We drove by a gas station on the way. There was a guy out front with a hose and a sign, “$3 Pollen Spray Off After You Fill Up”.

He had a line.

*Hey Wait, That Sounds Like a Brand of Cookies*
So, with all the background about our drive over to the ballpark, I guess I could actually end with a story AT the ballpark. When we were waiting in line to buy our tickets, there were two, very young, very attractive, very YOUNG women in front of us. Probably from one of the local colleges. They were flirting up a storm with lil HokieJayBee. He is a cutie! And he went into shy-mode-1.0. Like, he’s not shy, ever. Until now.

I mean, literally in the same ticket line, he was hamming it up with the couple in line behind us. A little older than me, nothing special or un-special about them, but just a husband/wife there to enjoy the game. And lil HokieJayBee put on his usual non-shy show for them. Not 2 minutes later when the attention from the young ladies started, did he shut right down and literally hide between my legs, actually blushing.

Later, when we got to our seats, I commented to papa HokieJayBee how funny it was, that even at this early of an age, boys seem to have a gene that makes them clam up in the presence or attention of attractive young females. And I jokingly told lil HokieJayBee that this won’t be the last time he clams up like that around cute girls. He had no idea what I was talking about and just wanted more Sprite.
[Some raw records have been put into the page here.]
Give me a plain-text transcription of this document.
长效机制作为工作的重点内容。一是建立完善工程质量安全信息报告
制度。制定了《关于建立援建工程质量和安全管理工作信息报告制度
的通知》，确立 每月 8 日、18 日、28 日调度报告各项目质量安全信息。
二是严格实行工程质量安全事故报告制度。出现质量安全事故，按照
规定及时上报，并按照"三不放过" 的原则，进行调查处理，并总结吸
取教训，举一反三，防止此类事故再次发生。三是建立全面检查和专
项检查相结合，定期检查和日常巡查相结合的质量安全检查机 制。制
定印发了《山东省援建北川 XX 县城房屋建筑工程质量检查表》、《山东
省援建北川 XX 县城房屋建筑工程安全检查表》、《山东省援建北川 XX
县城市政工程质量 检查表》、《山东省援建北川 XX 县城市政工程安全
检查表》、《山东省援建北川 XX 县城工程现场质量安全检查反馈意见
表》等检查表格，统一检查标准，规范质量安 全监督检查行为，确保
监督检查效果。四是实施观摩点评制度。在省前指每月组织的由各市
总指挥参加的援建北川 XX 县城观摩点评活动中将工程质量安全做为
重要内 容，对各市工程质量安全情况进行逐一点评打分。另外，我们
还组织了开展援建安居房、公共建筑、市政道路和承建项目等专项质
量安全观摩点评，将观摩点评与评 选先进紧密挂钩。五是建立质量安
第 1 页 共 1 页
So I have no idea, nor am I able to transpose for you how the conversation wandered as it did. I shouldn’t even begin to try and list the progression of the ideas in the conversation, but it went something like this:

- lil HokieJayBee shy in line in front of girls.
- I remark about how even at that young age, boys are like that.
- I wonder what they’re doing here at the ballpark alone.
- They probably go to one of the local colleges.
- Meeting dudes at a ballpark seems like a logical idea.
- They must be freshman.
- They haven’t put on the freshman 15 yet.
- Clearly not in the Navy (my dad is a retired Navy pilot).
- Or if they are, they have office jobs, because girls like that don’t get sent underway.
- Or if they are stationed on a ship, they haven’t been long.
- Because they haven’t yet put on the Navy’s freshman 15 yet.

“Hips Ahoy!”

Yeah. Papa HokieJayBee shoots and scores with that one. And it’s officially added to my repertoire.